Atap Niang disusun menggunakan daun lontar, mirip rumah adat Honai di Papua. Struktur Niang ini cukup tinggi dan ditopang oleh kayu worok dan bambu. Uniknya lagi, mereka membangun Niang tanpa menggunakan paku, tapi hanya menggunakan tali rotan yang mengikat keseluruhan konstruksi bangunan.
Dari luar Niang nampak kecil, tapi hebatnya satu niang dapat dihuni antata 6 hingga 8 keluarga, loh! Waduh, gimana pas mau ena-ena, ya? Wakakak.
Saat ke sana, saya sempat melihat aktifitas penghuni rumah. Mamak-mamak di sana sebagian besar berprofesi sebagai pengrajin. Ada sebuah gubuk kecil di Niang utama tempat mereka memamerkan dan menjajakan hasil tenunan mereka. Harganya juga bervariasi, nggak terlalu mahal. Sayangnya saat itu saya memutuskan untuk tidak membeli.
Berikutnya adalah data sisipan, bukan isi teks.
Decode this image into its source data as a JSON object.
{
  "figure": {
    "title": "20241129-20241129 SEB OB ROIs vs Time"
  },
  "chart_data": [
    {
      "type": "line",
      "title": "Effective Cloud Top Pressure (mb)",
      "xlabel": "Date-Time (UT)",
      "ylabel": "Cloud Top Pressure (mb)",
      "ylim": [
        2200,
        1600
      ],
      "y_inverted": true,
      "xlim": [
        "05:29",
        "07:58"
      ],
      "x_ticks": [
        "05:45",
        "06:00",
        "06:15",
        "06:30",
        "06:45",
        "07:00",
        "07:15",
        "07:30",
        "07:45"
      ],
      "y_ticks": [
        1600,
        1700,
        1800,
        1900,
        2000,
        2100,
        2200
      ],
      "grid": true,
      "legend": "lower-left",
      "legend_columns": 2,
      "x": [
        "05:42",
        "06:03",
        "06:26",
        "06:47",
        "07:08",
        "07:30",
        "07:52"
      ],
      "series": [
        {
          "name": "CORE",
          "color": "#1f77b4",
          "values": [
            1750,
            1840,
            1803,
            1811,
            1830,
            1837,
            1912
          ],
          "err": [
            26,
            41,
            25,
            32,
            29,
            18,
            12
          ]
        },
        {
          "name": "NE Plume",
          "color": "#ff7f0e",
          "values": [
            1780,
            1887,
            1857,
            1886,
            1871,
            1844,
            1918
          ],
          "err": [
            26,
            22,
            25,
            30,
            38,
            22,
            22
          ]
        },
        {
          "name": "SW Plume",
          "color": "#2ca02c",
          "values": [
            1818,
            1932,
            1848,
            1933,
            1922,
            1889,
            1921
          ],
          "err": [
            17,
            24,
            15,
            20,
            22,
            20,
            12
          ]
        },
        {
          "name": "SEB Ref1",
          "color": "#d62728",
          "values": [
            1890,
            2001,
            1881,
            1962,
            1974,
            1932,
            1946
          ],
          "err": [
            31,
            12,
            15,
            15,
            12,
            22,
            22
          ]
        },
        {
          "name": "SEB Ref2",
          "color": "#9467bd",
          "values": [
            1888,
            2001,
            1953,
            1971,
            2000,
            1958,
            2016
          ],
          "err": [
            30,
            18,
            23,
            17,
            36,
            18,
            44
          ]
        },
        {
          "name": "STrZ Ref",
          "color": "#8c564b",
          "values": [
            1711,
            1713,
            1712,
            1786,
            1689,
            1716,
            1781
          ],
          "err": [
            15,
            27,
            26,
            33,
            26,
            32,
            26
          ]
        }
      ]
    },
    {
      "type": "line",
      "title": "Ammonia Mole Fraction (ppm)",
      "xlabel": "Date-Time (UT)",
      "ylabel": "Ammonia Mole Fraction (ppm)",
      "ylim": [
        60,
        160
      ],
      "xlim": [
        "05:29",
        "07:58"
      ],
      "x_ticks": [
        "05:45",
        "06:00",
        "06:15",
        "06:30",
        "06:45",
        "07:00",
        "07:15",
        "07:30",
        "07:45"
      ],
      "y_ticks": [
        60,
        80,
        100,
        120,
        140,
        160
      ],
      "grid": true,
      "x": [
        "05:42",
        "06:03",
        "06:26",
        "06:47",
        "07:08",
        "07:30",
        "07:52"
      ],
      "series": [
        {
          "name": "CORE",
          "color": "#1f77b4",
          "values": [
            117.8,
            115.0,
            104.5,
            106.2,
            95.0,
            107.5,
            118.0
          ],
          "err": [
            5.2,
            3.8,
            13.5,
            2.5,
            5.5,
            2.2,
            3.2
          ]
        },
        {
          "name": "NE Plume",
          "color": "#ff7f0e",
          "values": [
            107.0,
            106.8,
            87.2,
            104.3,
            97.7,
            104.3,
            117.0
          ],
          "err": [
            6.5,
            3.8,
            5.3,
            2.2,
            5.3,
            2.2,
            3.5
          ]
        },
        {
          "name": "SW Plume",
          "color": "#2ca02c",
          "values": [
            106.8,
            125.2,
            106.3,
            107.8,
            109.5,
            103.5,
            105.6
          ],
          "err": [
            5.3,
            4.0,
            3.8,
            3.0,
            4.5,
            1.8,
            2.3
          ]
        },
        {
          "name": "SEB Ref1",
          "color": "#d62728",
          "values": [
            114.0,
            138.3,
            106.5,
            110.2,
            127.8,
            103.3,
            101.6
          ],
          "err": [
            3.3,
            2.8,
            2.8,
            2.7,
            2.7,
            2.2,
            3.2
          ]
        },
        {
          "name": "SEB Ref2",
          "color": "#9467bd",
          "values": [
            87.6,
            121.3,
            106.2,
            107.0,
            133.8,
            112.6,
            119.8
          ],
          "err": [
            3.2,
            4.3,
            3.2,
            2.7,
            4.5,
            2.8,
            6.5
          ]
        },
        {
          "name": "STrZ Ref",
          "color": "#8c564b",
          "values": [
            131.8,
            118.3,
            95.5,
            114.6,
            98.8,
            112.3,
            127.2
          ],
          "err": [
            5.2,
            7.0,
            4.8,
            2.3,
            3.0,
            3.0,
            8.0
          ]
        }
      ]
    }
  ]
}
Keputusan yang saya sesali begitu meninggalkan Todo.
Oh ya, di tengah-tengah area Niang terdapat juga sebuah makam keramat. Tak jauh dari kediapan Bapak Titus bahkan ada komplek pemakaman tuanya. Kalau siang ke sana sih ya gak serem ya. Tapi saya gak janji kalau malam seperti apa hahaha.
Perjalanan saya dan rombongan hari itu berakhir setelah santap siang di kediaman Bapak Titus. Menunya sederhana, namun terasa nikmat karena dimakan beramai-ramai, ditambah lagi ditutup dengan kenikmatan kopi Manggarai yang aduhai. Nikmat!